Die Wahlen in Großbritannien bieten mit einer möglichen neuen Regierung ein neues Verhandlungsfenster für den Abschluss eines EU-UK-Abkommens zur konkreten Ausgestaltung unserer Sicherheitsbeziehungen. Dem europäischen Pfeiler der NATO kommt auch eine besondere Verantwortung zu, den Weg der Ukraine in die NATO konkret zu gestalten, um keine Zweifel an einer zukünftigen NATO-Mitgliedschaft der Ukraine aufkommen zu lassen.
Der europäische Pfeiler muss auch seiner finanziellen Verantwortung gerecht werden. Das Mindestens-Zwei-Prozent-Ziel ist Grundlage unserer NATO-Verpflichtungen und unersetzlich für die Garantie der nuklearen Abschreckung.
Die Finanzierung der Ukraine-Hilfe – auch mit Hilfe von EU-Mitteln und der Nutzung abgeschöpfter Zinsgewinne aus eingefrorenen russischen Geldern – ist absolut notwendig. Auch die Investition und Hebelung privaten Kapitals über die Europäische Investitionsbank sollte zukünftig ebenfalls zur besseren Finanzierung von Rüstungsprojekten herangezogen werden.
Spekulationen über ein Drei-Prozent-Ziel sind nicht zielführend. Wir müssen mittelfristig weg von konjunkturanfälligen Prozentzielen und hin zur Definition konkreter militärischer Fähigkeiten.

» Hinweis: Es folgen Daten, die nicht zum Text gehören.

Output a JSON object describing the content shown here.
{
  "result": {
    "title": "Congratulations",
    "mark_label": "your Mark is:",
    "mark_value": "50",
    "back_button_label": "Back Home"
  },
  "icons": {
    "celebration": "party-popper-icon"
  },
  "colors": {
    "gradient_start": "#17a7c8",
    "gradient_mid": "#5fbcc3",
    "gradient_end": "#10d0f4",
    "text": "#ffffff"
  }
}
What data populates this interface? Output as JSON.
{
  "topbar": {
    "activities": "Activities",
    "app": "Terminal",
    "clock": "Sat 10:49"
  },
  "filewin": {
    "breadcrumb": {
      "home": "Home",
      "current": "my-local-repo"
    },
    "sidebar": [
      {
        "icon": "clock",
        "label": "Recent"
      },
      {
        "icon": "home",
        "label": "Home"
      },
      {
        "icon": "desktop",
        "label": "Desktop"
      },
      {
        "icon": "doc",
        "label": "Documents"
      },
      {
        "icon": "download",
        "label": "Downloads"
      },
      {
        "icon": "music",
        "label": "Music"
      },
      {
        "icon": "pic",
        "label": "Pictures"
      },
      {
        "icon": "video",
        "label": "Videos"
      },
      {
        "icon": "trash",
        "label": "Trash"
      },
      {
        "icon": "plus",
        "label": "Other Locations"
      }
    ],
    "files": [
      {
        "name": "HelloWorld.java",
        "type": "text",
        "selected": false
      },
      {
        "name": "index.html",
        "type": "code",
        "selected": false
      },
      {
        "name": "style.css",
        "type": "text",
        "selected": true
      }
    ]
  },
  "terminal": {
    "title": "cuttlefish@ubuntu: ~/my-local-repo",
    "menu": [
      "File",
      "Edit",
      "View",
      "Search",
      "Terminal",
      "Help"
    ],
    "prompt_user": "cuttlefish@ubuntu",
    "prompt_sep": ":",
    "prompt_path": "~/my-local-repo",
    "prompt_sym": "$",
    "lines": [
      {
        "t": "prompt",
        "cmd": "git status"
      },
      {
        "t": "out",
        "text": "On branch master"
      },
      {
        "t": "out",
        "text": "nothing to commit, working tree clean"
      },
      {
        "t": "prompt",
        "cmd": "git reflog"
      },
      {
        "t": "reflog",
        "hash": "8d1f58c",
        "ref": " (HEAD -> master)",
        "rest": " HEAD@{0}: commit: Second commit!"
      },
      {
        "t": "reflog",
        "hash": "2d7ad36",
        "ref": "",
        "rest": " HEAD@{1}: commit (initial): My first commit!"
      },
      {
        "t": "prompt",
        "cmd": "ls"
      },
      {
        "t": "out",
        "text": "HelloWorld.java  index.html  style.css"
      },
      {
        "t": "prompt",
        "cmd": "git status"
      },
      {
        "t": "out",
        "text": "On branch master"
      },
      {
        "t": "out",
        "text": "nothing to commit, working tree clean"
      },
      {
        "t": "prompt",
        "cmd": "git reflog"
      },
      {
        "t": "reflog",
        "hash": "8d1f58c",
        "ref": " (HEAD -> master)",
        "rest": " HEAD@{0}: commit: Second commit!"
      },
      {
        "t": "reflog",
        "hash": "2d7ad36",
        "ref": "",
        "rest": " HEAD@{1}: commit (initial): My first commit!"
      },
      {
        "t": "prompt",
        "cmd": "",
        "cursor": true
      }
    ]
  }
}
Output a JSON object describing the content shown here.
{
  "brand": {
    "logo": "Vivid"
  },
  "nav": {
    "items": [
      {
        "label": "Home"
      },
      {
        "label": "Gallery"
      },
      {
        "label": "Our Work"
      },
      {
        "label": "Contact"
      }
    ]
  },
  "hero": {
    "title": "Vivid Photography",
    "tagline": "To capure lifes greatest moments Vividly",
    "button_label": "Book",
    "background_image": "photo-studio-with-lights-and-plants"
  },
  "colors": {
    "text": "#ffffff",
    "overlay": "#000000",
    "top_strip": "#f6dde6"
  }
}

Gleichwohl sollten wir in den Gesprächen mit unseren amerikanischen Partnern darauf hinweisen, dass die europäischen Staaten mittlerweile ihre finanziellen und militärischen Beiträge zur NATO in einem nie dagewesenen Tempo erhöht haben. Wir müssen auch deutlich machen, dass die NATO – anders als von Donald Trump behauptet – keine Sicherheitsfirma ist, sondern ein erfolgreiches Bündnis der Gegenseitigkeit. Die Stärkung des europäischen Pfeilers ist daher auch eine Stärkung der NATO insgesamt, was immer im Interesse der USA sein wird.
Nur eine starke NATO kann kriegerischen Grenzverschiebungen entgegenwirken – in Europa und darüber hinaus. Wenn wir Europäer besonders im Falle einer Amtszeit Trump 2.0 robust und verhandlungsstark auftreten wollen, dann ist ein starker europäischer und EU-Pfeiler innerhalb der NATO die Voraussetzung dafür.